An LLM has nothing in common with a human. An LLM works in ways that have nothing in common with the human brain.


Yes, LLMs and human brains share at most some faint similarities.

Nevertheless, human feats can act as an existence proof of what is possible. Including of what might be possible for a neural network.

(I'm not sure whether a large language model necessarily needs to be a neural network in the sense of a bunch of linear transformations interleaved with some simple non-linear activation functions. But for the sake of strengthening your argument, let's assume that we are assuming this restrictive definition of LLM.)


Real people might not speak every dialect of English. They may not be well versed in local grammatical oddities.


Doesn't seem to be much of a problem in practice?

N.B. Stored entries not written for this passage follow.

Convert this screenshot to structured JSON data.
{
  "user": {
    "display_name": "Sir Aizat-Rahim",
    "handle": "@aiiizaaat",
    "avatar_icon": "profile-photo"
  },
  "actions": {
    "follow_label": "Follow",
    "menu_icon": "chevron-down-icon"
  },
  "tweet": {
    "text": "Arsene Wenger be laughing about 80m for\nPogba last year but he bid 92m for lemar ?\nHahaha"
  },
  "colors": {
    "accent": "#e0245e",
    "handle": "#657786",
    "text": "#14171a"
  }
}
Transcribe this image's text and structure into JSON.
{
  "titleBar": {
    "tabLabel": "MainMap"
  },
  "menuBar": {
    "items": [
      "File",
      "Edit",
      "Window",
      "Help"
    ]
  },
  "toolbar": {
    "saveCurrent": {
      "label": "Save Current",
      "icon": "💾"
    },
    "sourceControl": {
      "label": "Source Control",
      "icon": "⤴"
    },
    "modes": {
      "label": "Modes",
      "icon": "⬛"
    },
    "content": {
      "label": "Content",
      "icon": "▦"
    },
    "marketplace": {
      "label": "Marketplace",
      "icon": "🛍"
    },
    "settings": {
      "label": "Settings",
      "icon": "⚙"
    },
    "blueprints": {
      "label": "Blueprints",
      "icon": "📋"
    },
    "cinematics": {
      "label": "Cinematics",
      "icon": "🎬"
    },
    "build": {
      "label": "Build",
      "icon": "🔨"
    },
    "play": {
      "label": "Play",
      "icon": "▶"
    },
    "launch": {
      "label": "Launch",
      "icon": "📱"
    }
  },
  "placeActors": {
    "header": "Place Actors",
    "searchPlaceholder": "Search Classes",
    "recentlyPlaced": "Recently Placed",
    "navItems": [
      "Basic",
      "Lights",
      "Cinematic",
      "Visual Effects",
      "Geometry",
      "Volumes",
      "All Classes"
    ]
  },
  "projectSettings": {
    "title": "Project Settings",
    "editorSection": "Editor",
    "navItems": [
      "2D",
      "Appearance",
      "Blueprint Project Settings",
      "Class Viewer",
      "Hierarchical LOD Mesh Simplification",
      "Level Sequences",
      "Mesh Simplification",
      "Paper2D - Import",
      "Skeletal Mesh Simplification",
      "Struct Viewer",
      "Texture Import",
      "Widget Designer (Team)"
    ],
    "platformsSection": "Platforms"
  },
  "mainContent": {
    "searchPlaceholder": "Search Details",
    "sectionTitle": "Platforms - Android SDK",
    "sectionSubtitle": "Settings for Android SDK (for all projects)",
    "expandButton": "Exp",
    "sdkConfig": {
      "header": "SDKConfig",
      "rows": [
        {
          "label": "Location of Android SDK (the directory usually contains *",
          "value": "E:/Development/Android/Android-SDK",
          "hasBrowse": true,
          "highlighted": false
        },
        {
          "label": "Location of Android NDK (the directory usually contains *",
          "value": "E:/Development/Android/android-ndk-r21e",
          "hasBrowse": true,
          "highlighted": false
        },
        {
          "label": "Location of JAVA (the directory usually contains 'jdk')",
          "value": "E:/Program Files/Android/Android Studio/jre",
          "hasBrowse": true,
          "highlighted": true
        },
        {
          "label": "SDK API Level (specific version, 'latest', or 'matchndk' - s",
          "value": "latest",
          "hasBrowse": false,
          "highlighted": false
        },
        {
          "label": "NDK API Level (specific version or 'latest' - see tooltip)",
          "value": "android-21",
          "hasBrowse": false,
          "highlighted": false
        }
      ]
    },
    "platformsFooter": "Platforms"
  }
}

If someone knew all the math and science in Wikipedia, for example, I think they'd probably be forgiven for not knowing every regionalism.


Unfortunately models aren't always good at knowing what they don't know ("out of distribution data") so it could lead to confidently wrong answers if you leave something out.

And if you want it to be superhuman then you're by definition not capable of knowing what's important, I guess.


Btw, models like GPT 4 can express that they are not confident.

But that looks like a 'smeared' out probability distribution on the next token. Not like the text produced by an unsure human.